I have no shadow of reasonable doubt that human induced warming is real, and that we need to do something about it reasonably soon (20 year time horizon).

If it weren’t we’d be worried about the impending ice age.

And it is pointing to something much deeper – a fundamental issue in the way we measure value, and the implications that has on how we behave.

No amount of tinkering, planting trees, or recycling is going to solve the issue, the numbers involved are of a different order of magnitude. We like our houses, our healthcare, and our ability to travel. We need to keep those abilities, and extend them to everyone on the planet, but using technologies that do not break the ecosystems.

We need a radical technological shift, involving fully automated systems, and a complete move away from fossil fuels to solar energy; and doing that in any reasonable time-frame requires exponential technology with a relatively short doubling time (less than a month). That appears to be technically achievable on a 15 year time frame, on current technological trends, but not with any sort of “business as usual” approach.

Two major issues.

One is, that doing so, producing a realistic technology that can effectively manage climate, does something else – it breaks markets as a measuring tool of value. That sort of manufacturing capacity enables universal abundance of most goods and services, and anything universally abundant has (by definition) zero market value.

So we need to start seriously thinking about how we do all sorts of essential things that markets currently do, without the idea of money or markets. All doable, and we need to get the development and testing of those systems under way. Soon!

The other is that it requires a new level of global cooperation. That is entirely possible, and it will take a bit of adjustment in thinking by some; but for the majority it will be quite straight forward, as it is essentially what they are doing anyway.

[followed by]

Hi Lembit

Most things are much more complex than people would like them to be.

The evidence of an association between CO2 and temperature was strong in the 70s, but the detailed mechanics were unclear.

The reality seems to be very complex, and the balance of evidence that it is actually happening is really strong. The evidence from multiple sets of satellite data, sets of oceanic data from hundreds of sensors distributed around the globe.

The earliest link I can find to it was published in the Rodney and Otamatea Time on August 14 1912 “The furnaces of the world are now burning about 2,000,000,000 tons of coal a year” ….”This tends to make the air a more effective blanket for the earth and to raise its temperature. The effect may be considerable in a few centuries.”

He was right. That aspect of the science hasn’t changed.
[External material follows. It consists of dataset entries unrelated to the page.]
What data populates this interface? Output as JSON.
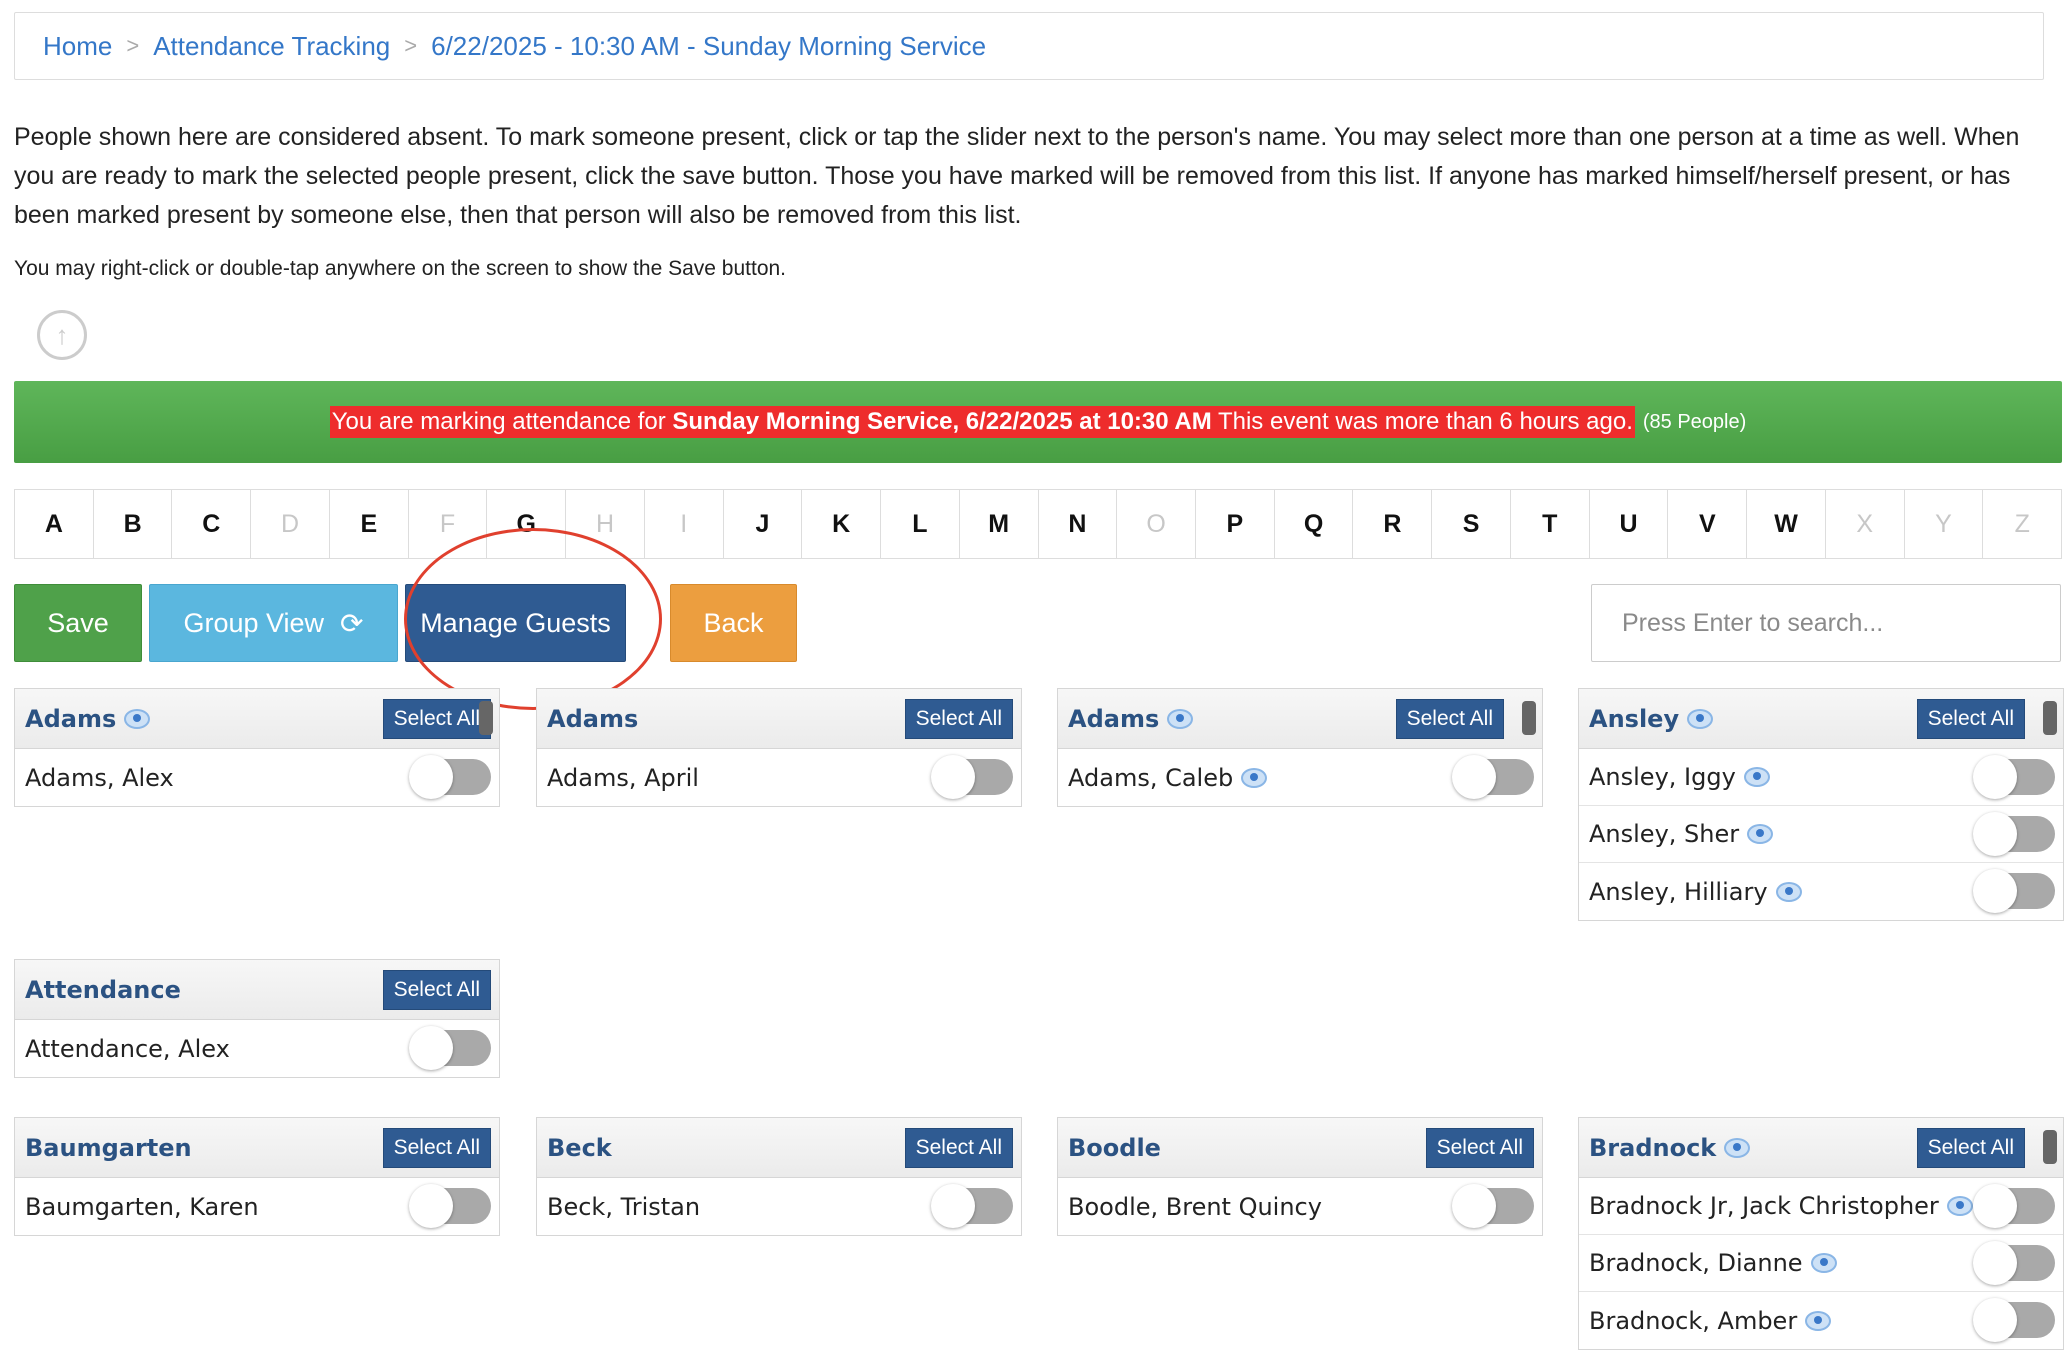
{
  "breadcrumb": {
    "home": "Home",
    "sep": ">",
    "attendance": "Attendance Tracking",
    "event": "6/22/2025 - 10:30 AM - Sunday Morning Service"
  },
  "intro": "People shown here are considered absent. To mark someone present, click or tap the slider next to the person's name. You may select more than one person at a time as well. When you are ready to mark the selected people present, click the save button. Those you have marked will be removed from this list. If anyone has marked himself/herself present, or has been marked present by someone else, then that person will also be removed from this list.",
  "hint": "You may right-click or double-tap anywhere on the screen to show the Save button.",
  "banner": {
    "prefix": "You are marking attendance for ",
    "event_bold": "Sunday Morning Service, 6/22/2025 at 10:30 AM",
    "suffix": " This event was more than 6 hours ago.",
    "count": "(85 People)",
    "color": "#52a94d",
    "highlight_color": "#ee2c2c"
  },
  "alphabet": [
    {
      "letter": "A",
      "enabled": true
    },
    {
      "letter": "B",
      "enabled": true
    },
    {
      "letter": "C",
      "enabled": true
    },
    {
      "letter": "D",
      "enabled": false
    },
    {
      "letter": "E",
      "enabled": true
    },
    {
      "letter": "F",
      "enabled": false
    },
    {
      "letter": "G",
      "enabled": true
    },
    {
      "letter": "H",
      "enabled": false
    },
    {
      "letter": "I",
      "enabled": false
    },
    {
      "letter": "J",
      "enabled": true
    },
    {
      "letter": "K",
      "enabled": true
    },
    {
      "letter": "L",
      "enabled": true
    },
    {
      "letter": "M",
      "enabled": true
    },
    {
      "letter": "N",
      "enabled": true
    },
    {
      "letter": "O",
      "enabled": false
    },
    {
      "letter": "P",
      "enabled": true
    },
    {
      "letter": "Q",
      "enabled": true
    },
    {
      "letter": "R",
      "enabled": true
    },
    {
      "letter": "S",
      "enabled": true
    },
    {
      "letter": "T",
      "enabled": true
    },
    {
      "letter": "U",
      "enabled": true
    },
    {
      "letter": "V",
      "enabled": true
    },
    {
      "letter": "W",
      "enabled": true
    },
    {
      "letter": "X",
      "enabled": false
    },
    {
      "letter": "Y",
      "enabled": false
    },
    {
      "letter": "Z",
      "enabled": false
    }
  ],
  "toolbar": {
    "save": "Save",
    "group_view": "Group View",
    "group_view_icon": "refresh-icon",
    "manage_guests": "Manage Guests",
    "back": "Back",
    "search_placeholder": "Press Enter to search...",
    "colors": {
      "save": "#4fa14a",
      "group_view": "#5bb7df",
      "manage_guests": "#2f5b92",
      "back": "#ec9e3f",
      "annotation_circle": "#e0402e"
    }
  },
  "select_all_label": "Select All",
  "groups": [
    {
      "title": "Adams",
      "eye": true,
      "scrollbar": true,
      "members": [
        {
          "name": "Adams, Alex",
          "eye": false
        }
      ]
    },
    {
      "title": "Adams",
      "eye": false,
      "scrollbar": false,
      "members": [
        {
          "name": "Adams, April",
          "eye": false
        }
      ]
    },
    {
      "title": "Adams",
      "eye": true,
      "scrollbar": true,
      "members": [
        {
          "name": "Adams, Caleb",
          "eye": true
        }
      ]
    },
    {
      "title": "Ansley",
      "eye": true,
      "scrollbar": true,
      "members": [
        {
          "name": "Ansley, Iggy",
          "eye": true
        },
        {
          "name": "Ansley, Sher",
          "eye": true
        },
        {
          "name": "Ansley, Hilliary",
          "eye": true
        }
      ]
    },
    {
      "title": "Attendance",
      "eye": false,
      "scrollbar": false,
      "members": [
        {
          "name": "Attendance, Alex",
          "eye": false
        }
      ]
    },
    {
      "title": "Baumgarten",
      "eye": false,
      "scrollbar": false,
      "members": [
        {
          "name": "Baumgarten, Karen",
          "eye": false
        }
      ]
    },
    {
      "title": "Beck",
      "eye": false,
      "scrollbar": false,
      "members": [
        {
          "name": "Beck, Tristan",
          "eye": false
        }
      ]
    },
    {
      "title": "Boodle",
      "eye": false,
      "scrollbar": false,
      "members": [
        {
          "name": "Boodle, Brent Quincy",
          "eye": false
        }
      ]
    },
    {
      "title": "Bradnock",
      "eye": true,
      "scrollbar": true,
      "members": [
        {
          "name": "Bradnock Jr, Jack Christopher",
          "eye": true
        },
        {
          "name": "Bradnock, Dianne",
          "eye": true
        },
        {
          "name": "Bradnock, Amber",
          "eye": true
        }
      ]
    }
  ]
}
Except he didn’t calculate in a double exponential in growth, which reduced centuries to century – singular.

It is a solvable problem.

There is no need to panic about it.

And it is a real problem.

To solve it, we must go beyond scarcity, and into abundance – but do so with a full awareness of the ecological and social impacts of our choices in technology.

That involves change.

Real change.

Social and political and economic change.

Elon’s idea of escape to Mars is not a viable option; but if anyone could make it happen it is probably him.

Tesla is a far better response; but the battery tech needs updating.

The boring company is part way there, but it needs exponential tech to make it happen.

And yes – no shortage of zealots of all flavours willing to use science for alternative purposes.

I’ve been quite straight for over 40 years.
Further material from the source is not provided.